Joint topology control and routing for multi-radio multi-channel WMNs under SINR model using bio-inspired techniques

Abstract

Multi-channel communication in a wireless mesh network (WMN) equipped with multi-radio routers can significantly enhance the network capacity. Channel allocation, power control and routing are three main issues involved in the performance of multi-channel multi-radio WMNs. In this paper, the joint optimization of channel allocation, power control and routing under signal-to-interference-and-noise ratio (SINR) model for multi-channel multi-radio WMNs is investigated. It is proven to be NP hard. As we know, no optimal polynomial time solutions have been proposed in the previous literatures. In order to tackle this problem, we apply bio-inspired optimization techniques for channel allocation and power control, and use linear programming for routing optimization.
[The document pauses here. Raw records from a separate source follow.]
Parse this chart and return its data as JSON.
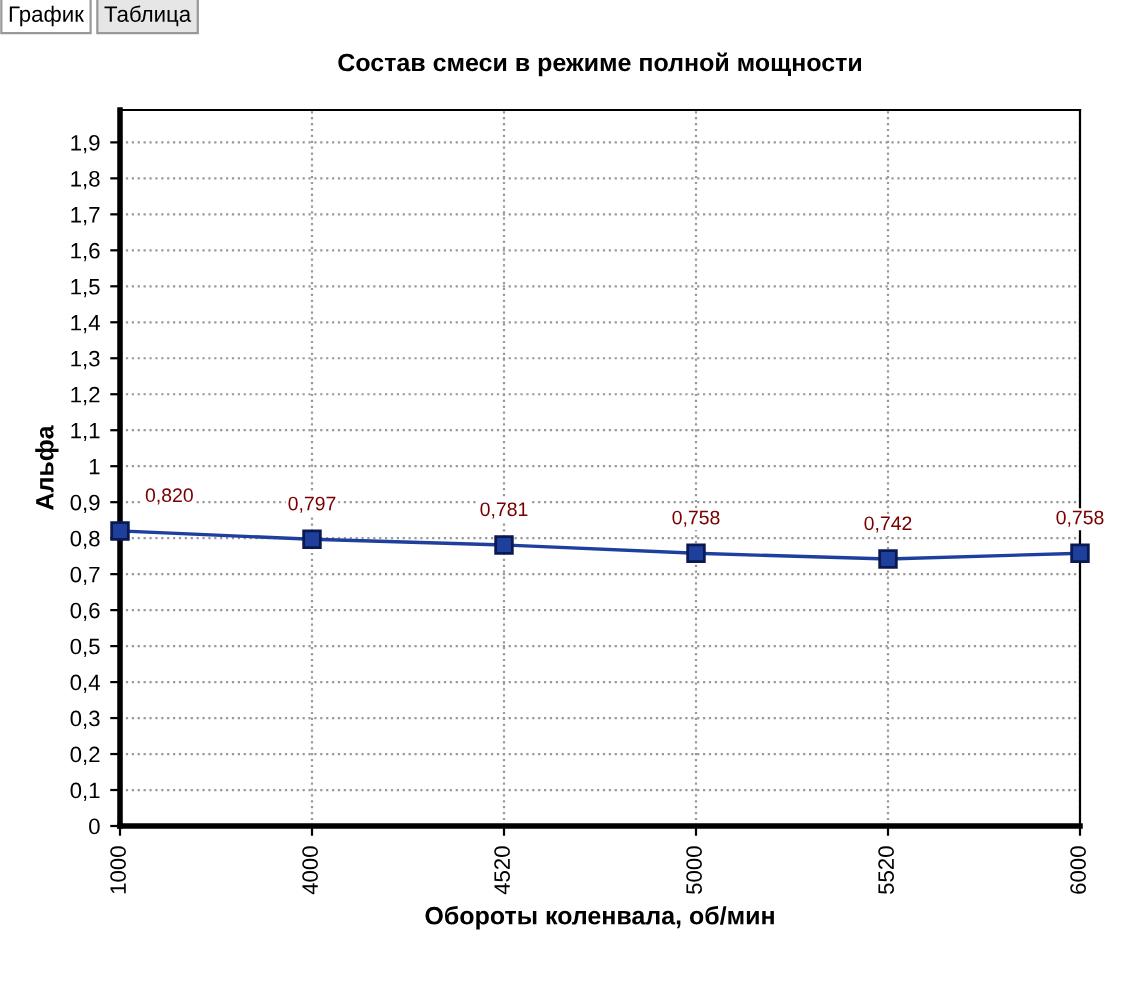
{
  "chart_data": {
    "type": "line",
    "title": "Состав смеси в режиме полной мощности",
    "xlabel": "Обороты коленвала, об/мин",
    "ylabel": "Альфа",
    "categories": [
      "1000",
      "4000",
      "4520",
      "5000",
      "5520",
      "6000"
    ],
    "series": [
      {
        "color": "#1f3f9f",
        "values": [
          0.82,
          0.797,
          0.781,
          0.758,
          0.742,
          0.758
        ],
        "value_labels": [
          "0,820",
          "0,797",
          "0,781",
          "0,758",
          "0,742",
          "0,758"
        ]
      }
    ],
    "ylim": [
      0,
      1.99
    ],
    "yticks": [
      0,
      {
        "value": 0.1,
        "label": "0,1"
      },
      {
        "value": 0.2,
        "label": "0,2"
      },
      {
        "value": 0.3,
        "label": "0,3"
      },
      {
        "value": 0.4,
        "label": "0,4"
      },
      {
        "value": 0.5,
        "label": "0,5"
      },
      {
        "value": 0.6,
        "label": "0,6"
      },
      {
        "value": 0.7,
        "label": "0,7"
      },
      {
        "value": 0.8,
        "label": "0,8"
      },
      {
        "value": 0.9,
        "label": "0,9"
      },
      1,
      {
        "value": 1.1,
        "label": "1,1"
      },
      {
        "value": 1.2,
        "label": "1,2"
      },
      {
        "value": 1.3,
        "label": "1,3"
      },
      {
        "value": 1.4,
        "label": "1,4"
      },
      {
        "value": 1.5,
        "label": "1,5"
      },
      {
        "value": 1.6,
        "label": "1,6"
      },
      {
        "value": 1.7,
        "label": "1,7"
      },
      {
        "value": 1.8,
        "label": "1,8"
      },
      {
        "value": 1.9,
        "label": "1,9"
      }
    ],
    "grid": true,
    "marker": "square",
    "line_style": "solid",
    "annotations": [
      "График",
      "Таблица"
    ]
  }
}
To reflect the cross-layer interaction property among these three issues, the routing optimization is further defined as the fitness value of a chromosome in bio-inspired optimization. Further, we propose an effective joint optimization framework, in which two representative bio-inspired optimization methods (genetic algorithm and particle swarm optimization algorithm) are hybridized to enhance the searching ability. The detailed evolution processes for both genetic algorithm and particle swarm optimization algorithm are demonstrated. Extensive simulation results show that the proposed algorithm converges fast and approaches the sub-optimal solution effectively.